Die Menschen in der Region reagierten «sehr sensibel auf die Entwicklungen in Palästina», sie seien wütend, sagte er. Aber sie erhielten keine Befehle vom Iran für Angriffe und handelten nach ihren eigenen Interessen. Auch der Grossangriff der islamistischen Hamas auf Ziele in Israel sei «ausschliesslich palästinensisch» gewesen, sagte Amirabdollahian weiter.

Will Iran die Eskalation?

Seit Beginn des Gaza-Kriegs haben proiranische Milizen im Irak und Syrien etwa zwei Dutzend Angriffe für sich beansprucht, die sich vor allem gegen von US-Truppen genutzte Stützpunkte richteten. Die USA reagierten im Osten Syriens nach eigenen Angaben zuletzt mit Luftangriffen auf Einrichtungen, die von Irans Revolutionsgarden sowie deren Verbündeten genutzt würden.

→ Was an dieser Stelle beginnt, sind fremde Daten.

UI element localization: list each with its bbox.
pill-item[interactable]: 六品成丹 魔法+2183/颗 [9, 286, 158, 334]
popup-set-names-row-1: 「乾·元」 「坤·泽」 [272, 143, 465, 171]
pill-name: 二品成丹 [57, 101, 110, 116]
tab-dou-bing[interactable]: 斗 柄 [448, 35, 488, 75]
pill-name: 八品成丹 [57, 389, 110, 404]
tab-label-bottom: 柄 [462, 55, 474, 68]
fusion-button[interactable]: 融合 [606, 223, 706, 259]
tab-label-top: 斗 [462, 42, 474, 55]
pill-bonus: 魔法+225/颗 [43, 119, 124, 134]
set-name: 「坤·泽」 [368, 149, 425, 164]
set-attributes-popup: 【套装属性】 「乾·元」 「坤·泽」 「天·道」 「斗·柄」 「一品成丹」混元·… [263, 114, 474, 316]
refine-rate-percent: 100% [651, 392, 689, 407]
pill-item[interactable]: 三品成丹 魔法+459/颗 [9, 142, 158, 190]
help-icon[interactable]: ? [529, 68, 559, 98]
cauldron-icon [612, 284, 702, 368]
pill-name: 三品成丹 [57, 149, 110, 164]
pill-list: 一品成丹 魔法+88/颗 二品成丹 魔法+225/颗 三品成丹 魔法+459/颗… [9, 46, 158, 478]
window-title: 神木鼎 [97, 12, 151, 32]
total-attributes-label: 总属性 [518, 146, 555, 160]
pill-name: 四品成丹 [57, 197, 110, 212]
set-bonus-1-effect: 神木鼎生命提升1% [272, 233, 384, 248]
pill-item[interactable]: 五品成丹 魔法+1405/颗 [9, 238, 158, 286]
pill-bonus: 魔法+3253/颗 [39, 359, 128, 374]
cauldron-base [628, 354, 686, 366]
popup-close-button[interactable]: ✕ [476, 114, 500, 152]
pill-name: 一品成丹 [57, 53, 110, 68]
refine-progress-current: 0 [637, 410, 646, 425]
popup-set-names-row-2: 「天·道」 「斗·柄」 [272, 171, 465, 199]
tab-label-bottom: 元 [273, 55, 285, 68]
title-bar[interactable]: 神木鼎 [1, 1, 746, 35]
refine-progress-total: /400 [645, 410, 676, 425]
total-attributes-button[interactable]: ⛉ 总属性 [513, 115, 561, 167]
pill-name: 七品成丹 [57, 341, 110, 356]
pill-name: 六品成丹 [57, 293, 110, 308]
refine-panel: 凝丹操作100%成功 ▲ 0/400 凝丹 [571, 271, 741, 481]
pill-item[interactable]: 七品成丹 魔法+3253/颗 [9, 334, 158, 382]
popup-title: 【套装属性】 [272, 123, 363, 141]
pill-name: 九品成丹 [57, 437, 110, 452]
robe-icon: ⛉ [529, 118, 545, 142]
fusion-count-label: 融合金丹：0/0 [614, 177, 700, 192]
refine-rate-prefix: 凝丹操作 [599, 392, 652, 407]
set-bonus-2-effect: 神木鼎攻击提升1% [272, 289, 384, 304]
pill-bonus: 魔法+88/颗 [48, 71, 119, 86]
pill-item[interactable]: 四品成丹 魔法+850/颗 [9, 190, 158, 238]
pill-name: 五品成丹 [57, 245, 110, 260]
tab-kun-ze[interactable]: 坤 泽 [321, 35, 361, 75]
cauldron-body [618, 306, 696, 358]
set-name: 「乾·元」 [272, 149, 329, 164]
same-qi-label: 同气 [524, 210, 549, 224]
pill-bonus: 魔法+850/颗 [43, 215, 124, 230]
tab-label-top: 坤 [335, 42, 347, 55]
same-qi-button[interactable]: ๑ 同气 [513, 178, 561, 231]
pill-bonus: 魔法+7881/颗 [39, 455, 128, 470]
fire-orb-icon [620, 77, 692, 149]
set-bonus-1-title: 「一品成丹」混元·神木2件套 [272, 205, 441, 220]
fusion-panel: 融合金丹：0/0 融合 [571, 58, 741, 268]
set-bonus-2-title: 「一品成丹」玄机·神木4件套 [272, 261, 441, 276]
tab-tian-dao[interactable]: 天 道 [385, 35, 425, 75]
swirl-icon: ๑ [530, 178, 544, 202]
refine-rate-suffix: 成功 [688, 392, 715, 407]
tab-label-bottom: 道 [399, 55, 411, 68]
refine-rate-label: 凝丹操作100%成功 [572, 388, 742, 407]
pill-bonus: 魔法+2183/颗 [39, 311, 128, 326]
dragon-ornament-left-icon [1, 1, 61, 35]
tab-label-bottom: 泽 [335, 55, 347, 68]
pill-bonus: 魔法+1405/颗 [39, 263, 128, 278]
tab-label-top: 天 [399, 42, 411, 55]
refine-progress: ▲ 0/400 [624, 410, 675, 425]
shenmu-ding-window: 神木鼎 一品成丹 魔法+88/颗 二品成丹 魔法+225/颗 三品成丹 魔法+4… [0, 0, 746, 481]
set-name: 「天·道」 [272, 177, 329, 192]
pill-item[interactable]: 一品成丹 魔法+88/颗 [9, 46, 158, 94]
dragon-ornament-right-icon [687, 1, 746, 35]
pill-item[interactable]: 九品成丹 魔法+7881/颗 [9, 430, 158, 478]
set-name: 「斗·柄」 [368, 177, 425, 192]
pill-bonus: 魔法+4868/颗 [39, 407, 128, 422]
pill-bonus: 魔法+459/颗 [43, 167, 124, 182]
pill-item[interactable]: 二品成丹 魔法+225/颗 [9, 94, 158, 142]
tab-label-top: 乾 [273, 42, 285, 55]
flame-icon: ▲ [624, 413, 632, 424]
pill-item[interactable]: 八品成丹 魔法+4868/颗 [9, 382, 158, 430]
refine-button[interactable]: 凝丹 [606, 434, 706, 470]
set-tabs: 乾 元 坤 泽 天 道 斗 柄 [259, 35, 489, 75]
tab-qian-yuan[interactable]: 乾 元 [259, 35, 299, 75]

Die US-Regierung sieht in den Angriffen «Bemühungen des Irans und seiner Stellvertreter», den Konflikt zu eskalieren. Eine hochrangige Beamte im US-Verteidigungsministerium hatte in der vergangenen Woche gesagt, wenn man den Anstieg der Angriffe durch die verschiedenen Gruppen sehe, seien «überall iranische Fingerabdrücke» zu erkennen.